Member of the Chamber of Deputies
- In office 1905–1913
- Constituency: Grosseto

Personal details
- Born: 16 March 1868 Gavi, Province of Alessandria, Kingdom of Italy
- Died: 22 October 1914 (aged 46)
- Party: Italian Republican Party
- Alma mater: University of Turin
- Occupation: Jurist, philosopher

= Pio Viazzi =

Pio Viazzi (16 March 1868 – 22 October 1914) was an Italian politician, philosopher and jurist.

== Life and career ==
Viazzi was born in Gavi, in the province of Alessandria, on 16 March 1868. He graduated in law from the University of Turin in July 1889.

A respected theorist and scholar of law, he gained recognition for his work in legal and philosophical studies, including his examination of sexual behaviour and sexual offence within the framework of criminal law.

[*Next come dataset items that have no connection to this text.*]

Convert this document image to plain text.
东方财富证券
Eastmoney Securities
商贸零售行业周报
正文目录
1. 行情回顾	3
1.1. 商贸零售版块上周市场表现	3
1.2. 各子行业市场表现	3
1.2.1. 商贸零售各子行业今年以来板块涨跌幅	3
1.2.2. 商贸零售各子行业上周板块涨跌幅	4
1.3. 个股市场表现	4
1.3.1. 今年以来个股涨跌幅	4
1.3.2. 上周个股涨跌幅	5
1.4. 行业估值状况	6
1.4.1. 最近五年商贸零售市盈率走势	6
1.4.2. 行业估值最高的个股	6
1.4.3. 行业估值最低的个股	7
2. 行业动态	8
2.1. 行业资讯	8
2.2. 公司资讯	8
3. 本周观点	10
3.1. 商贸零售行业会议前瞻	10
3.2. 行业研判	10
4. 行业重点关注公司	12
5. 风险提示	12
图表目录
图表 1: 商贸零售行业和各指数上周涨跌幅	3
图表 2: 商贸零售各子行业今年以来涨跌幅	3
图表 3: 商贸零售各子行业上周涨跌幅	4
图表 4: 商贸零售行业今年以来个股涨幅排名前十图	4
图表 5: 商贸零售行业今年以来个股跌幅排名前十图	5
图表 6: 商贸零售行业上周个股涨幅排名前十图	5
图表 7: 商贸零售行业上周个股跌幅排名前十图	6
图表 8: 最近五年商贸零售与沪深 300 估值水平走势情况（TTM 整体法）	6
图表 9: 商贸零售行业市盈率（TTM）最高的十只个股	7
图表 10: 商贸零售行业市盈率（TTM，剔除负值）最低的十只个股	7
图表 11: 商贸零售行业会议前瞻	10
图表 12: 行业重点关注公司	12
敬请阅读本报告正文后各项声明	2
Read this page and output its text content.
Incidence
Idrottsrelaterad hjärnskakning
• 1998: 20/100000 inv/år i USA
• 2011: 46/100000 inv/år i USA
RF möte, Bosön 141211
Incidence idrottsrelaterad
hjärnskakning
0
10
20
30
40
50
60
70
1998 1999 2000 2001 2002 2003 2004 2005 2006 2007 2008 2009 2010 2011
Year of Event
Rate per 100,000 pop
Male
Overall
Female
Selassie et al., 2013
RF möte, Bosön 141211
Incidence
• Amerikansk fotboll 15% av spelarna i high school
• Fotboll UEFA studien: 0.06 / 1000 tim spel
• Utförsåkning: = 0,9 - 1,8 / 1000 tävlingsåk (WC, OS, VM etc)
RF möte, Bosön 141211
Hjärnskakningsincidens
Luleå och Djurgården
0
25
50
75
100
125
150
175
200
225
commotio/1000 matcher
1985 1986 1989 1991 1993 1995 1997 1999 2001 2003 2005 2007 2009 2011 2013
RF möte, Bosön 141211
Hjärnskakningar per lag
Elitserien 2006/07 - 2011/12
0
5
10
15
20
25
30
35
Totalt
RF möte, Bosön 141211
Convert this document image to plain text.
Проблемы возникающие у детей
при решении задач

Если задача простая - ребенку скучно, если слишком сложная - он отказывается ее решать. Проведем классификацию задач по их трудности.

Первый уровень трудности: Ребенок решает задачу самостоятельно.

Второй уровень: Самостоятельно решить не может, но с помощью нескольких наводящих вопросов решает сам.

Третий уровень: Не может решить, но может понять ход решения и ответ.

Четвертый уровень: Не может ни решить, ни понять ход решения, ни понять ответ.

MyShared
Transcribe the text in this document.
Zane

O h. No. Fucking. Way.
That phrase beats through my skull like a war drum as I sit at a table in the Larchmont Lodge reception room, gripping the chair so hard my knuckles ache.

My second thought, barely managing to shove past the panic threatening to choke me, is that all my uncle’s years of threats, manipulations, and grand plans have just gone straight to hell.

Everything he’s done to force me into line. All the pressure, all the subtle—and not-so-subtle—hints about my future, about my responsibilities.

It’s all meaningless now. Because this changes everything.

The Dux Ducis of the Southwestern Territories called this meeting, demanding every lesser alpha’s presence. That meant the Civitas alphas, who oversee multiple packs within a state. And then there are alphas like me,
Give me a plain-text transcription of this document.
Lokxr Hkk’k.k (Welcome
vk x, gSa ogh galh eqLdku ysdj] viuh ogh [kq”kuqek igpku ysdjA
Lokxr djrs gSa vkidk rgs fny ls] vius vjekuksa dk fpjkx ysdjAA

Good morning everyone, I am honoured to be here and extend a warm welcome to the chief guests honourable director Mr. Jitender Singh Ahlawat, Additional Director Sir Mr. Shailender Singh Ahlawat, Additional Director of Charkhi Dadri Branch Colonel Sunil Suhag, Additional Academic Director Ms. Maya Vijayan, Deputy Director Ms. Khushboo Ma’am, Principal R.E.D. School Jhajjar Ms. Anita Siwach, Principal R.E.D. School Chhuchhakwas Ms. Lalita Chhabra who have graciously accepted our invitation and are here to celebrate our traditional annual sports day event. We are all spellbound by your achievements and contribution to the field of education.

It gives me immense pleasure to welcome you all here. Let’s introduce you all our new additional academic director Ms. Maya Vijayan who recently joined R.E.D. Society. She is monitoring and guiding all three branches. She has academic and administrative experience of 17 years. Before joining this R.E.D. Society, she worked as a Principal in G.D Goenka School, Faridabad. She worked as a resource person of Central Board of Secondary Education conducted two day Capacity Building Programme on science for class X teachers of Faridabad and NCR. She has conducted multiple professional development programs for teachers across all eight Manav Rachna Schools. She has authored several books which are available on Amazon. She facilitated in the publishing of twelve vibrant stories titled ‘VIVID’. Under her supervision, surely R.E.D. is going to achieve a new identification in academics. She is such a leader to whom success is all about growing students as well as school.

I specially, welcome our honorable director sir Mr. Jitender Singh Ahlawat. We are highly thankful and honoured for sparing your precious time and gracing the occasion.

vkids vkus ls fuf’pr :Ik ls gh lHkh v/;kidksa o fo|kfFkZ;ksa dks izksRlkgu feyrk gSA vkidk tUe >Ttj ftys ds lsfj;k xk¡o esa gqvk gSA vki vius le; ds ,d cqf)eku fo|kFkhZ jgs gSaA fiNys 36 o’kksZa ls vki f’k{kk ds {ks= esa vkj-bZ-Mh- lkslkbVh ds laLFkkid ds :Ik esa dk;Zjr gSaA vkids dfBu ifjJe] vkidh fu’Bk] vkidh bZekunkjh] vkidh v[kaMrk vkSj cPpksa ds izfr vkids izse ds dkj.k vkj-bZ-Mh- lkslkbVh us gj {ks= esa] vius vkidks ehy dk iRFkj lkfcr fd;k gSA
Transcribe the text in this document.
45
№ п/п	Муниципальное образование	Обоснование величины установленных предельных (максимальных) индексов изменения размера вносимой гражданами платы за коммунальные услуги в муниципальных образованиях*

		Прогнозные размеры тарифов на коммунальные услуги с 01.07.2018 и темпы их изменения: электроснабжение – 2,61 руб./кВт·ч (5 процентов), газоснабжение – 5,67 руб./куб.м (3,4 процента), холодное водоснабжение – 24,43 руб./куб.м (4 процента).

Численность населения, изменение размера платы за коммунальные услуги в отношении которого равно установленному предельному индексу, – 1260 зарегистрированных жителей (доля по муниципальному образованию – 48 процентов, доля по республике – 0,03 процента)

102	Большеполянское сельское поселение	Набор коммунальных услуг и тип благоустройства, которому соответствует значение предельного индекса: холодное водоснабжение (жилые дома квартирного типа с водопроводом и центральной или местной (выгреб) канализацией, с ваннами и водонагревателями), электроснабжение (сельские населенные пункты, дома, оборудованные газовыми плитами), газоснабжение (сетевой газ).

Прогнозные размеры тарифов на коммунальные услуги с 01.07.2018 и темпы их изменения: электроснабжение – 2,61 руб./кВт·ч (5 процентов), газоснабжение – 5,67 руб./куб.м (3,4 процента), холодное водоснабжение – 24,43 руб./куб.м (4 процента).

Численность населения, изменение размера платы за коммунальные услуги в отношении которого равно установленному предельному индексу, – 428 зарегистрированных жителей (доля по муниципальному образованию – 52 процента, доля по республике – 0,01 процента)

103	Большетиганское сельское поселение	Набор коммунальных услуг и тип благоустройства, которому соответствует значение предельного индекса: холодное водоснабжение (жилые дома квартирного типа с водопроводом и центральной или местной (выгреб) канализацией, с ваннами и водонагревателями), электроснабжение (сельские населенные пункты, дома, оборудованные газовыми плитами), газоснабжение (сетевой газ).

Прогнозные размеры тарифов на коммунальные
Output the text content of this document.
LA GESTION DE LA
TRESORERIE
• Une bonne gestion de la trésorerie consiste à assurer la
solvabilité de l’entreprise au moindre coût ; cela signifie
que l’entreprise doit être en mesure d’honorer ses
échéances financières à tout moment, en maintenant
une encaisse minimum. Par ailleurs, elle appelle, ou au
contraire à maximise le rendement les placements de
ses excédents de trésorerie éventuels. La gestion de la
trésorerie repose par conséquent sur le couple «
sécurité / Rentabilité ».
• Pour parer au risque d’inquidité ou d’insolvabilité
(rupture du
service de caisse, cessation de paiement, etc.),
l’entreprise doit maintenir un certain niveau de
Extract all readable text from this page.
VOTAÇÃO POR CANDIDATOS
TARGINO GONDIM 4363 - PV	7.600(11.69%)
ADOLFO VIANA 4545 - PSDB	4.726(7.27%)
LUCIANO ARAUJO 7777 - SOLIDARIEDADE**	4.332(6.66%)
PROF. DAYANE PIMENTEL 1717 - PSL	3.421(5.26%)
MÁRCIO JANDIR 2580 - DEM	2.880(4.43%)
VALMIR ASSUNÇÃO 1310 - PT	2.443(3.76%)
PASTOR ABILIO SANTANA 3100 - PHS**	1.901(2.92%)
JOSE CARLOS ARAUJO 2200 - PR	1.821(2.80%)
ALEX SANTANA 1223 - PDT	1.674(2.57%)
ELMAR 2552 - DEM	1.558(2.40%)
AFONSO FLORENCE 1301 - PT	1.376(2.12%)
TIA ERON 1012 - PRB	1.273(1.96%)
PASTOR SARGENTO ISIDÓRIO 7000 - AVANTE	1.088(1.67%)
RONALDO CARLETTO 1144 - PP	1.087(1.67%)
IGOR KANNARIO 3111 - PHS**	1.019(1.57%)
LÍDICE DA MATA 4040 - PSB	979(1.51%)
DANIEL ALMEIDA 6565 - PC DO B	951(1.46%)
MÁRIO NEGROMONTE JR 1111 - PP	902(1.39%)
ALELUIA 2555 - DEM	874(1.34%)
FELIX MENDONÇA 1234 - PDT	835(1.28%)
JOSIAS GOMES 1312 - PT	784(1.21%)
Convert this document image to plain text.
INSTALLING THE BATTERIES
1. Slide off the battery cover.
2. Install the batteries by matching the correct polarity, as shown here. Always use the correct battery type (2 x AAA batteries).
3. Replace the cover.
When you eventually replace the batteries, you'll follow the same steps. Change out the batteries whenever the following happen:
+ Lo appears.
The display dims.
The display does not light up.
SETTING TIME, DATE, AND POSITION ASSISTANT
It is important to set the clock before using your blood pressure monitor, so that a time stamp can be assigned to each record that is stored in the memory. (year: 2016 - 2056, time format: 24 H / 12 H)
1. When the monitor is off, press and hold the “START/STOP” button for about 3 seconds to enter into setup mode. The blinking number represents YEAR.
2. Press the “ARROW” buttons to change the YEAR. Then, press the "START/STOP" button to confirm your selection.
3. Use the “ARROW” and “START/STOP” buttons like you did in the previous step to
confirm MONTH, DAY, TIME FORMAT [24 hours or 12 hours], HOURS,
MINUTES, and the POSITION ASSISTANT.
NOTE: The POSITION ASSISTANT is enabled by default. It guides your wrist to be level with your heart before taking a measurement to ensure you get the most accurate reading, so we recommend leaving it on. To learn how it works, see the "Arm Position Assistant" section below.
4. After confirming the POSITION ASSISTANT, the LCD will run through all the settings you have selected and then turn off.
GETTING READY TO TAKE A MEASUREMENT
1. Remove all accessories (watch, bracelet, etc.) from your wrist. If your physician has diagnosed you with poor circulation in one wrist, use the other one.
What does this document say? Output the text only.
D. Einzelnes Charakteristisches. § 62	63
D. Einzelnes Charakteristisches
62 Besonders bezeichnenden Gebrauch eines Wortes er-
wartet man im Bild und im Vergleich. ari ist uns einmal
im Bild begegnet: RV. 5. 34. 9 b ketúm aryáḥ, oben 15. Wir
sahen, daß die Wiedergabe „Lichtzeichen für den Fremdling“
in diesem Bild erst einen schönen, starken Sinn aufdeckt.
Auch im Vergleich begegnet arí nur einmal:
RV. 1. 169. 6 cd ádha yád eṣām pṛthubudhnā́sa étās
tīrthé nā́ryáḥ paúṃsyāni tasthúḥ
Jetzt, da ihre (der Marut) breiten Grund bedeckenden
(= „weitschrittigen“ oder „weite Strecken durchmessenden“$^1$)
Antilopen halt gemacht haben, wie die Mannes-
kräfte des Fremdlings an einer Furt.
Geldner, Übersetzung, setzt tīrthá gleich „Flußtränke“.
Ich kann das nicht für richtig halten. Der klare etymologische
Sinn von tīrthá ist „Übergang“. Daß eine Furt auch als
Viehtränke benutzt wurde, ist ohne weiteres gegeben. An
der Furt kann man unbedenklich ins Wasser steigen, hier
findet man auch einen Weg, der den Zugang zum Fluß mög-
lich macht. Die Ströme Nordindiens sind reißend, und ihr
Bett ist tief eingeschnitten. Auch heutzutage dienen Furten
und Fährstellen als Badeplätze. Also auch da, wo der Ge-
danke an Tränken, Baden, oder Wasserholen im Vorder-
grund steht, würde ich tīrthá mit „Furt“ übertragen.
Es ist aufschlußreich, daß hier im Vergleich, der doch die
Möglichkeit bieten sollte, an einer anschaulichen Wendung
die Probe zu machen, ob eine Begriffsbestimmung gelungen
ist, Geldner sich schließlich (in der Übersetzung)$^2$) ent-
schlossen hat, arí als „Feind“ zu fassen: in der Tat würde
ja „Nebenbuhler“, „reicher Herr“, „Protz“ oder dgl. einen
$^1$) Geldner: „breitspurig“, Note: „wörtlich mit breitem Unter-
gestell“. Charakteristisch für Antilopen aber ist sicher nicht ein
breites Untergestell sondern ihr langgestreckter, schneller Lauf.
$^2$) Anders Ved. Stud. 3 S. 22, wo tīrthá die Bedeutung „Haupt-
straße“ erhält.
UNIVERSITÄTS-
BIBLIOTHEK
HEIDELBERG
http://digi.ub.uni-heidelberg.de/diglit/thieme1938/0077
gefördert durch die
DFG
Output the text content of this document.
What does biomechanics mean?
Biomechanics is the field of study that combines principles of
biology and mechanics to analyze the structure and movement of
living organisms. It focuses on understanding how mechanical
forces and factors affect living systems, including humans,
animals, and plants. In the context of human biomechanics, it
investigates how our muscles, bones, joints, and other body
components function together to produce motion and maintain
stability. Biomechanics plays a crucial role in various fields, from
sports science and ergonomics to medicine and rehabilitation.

In September 1905, he was elected to the Chamber of Deputies of the Kingdom of Italy as a member of the Republican Party, representing the constituency of Grosseto. He succeeded Ettore Socci in a by-election, defeating the Radical candidate Angelo Banti. Viazzi served in Parliament for two legislatures (22nd and 23rd). In 1913, he lost the election for the 24th legislature to the socialist Giovanni Merloni.

Viazzi died the following year, on 22 October 1914.